本連載は、経費精算から決算・申告まで、ひとり社長の経理の基本を学ぶものです。著者は、税理士の井ノ上陽一氏。インボイス制度、電子帳簿保存法に完全対応の『【インボイス対応版】ひとり社長の経理の基本』の著者でもあります。「ひとり社長なら、経理はこれだけでいい!」とポイントをおさえた1冊になっています。
2024年1月からインボイス登録する人の狙い
インボイスに登録すると、「消費税を納める」「消費税の経理の手間が増える「消費税の申告の手間が増える」というデメリットがあります。
消費税の課税事業者でなければ(原則として2期前の売上が1000万円以下)、できればインボイスに登録したくないという考え方もあるでしょう。
もちろん、インボイスは任意です。インボイスに登録しないこともできます。ただ、インボイスに登録しないと、
・値下げの可能性がある
・インボイスに登録していないことで問い合わせがある
こうしたことも考えられるので、その判断は難しいものです。
その判断の1つとして、キリがいいところからインボイス登録という考え方があります。
戦略的なインボイス登録
「2024年1月からインボイスに登録します」というのは、12月決算やフリーランスの方で、2023年12月までは免税事業者で、2024年1月から課税事業者である可能性が高いでしょう。
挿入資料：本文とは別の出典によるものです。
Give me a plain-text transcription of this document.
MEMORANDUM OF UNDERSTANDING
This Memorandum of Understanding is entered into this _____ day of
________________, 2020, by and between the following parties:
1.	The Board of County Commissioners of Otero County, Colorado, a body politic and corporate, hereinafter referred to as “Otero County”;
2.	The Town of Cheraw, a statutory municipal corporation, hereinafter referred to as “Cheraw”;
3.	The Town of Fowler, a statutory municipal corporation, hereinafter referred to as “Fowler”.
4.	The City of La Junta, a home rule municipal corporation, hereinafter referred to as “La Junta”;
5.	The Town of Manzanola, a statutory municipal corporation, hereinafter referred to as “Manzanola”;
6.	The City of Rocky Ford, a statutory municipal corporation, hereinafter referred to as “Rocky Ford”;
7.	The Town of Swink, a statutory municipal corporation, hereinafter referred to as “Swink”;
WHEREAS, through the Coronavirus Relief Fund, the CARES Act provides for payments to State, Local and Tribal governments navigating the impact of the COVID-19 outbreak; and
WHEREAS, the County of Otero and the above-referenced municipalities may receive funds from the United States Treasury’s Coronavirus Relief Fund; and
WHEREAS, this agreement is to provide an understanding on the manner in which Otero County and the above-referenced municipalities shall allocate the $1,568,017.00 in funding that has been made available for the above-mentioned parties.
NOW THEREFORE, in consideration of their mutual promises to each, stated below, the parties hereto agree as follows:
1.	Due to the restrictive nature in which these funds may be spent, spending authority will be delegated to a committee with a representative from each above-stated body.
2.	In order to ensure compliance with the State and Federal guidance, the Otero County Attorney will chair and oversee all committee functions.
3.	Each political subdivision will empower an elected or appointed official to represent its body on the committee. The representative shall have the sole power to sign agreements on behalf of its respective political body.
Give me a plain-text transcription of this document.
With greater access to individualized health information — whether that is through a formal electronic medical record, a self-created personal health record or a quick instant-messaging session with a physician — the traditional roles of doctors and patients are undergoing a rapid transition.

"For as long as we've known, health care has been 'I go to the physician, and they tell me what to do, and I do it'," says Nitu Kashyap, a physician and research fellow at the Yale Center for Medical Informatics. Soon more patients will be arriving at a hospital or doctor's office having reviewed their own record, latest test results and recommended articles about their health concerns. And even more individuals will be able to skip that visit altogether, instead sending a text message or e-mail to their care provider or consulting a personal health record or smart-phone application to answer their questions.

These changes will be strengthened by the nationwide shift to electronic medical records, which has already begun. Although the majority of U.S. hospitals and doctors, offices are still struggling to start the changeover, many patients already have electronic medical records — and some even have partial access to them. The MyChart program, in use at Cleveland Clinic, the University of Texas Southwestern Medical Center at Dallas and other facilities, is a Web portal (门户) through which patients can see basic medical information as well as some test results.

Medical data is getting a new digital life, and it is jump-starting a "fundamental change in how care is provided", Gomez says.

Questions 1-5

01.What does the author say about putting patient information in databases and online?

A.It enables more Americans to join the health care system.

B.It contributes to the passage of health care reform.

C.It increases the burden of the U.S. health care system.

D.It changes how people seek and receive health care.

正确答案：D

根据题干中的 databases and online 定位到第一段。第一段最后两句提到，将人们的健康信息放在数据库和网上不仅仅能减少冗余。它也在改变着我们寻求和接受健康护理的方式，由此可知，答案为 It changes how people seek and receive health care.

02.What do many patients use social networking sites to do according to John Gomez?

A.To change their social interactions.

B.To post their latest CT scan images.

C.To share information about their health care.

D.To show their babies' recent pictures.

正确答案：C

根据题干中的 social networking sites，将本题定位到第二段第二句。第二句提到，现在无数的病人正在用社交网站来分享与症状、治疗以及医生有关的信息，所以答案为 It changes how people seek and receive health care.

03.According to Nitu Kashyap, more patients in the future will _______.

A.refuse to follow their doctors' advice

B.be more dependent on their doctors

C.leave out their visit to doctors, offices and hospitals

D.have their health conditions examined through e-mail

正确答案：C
2023年10月からスタートしたインボイス。そのキリを考えると、3ヵ月にその手間をかけたくないということも考えられます。
また、2024年1月からは、課税事業者になるのかもしれません。2022年1月から12月までの売上が1000万円を超えているということです。
課税事業者であれば、インボイスに登録しないということは考えられません。消費税を納めているのに、請求書にインボイス番号を載せられないことになるからです。お客様からの問い合わせが増えてしまうだけになってしまいます。
ただ、こういったことを公表する必要はありません。
ご自身のタイミングでインボイスに登録するならば、そのときのその旨を伝える、または請求書にインボイスの番号を入れれば十分です。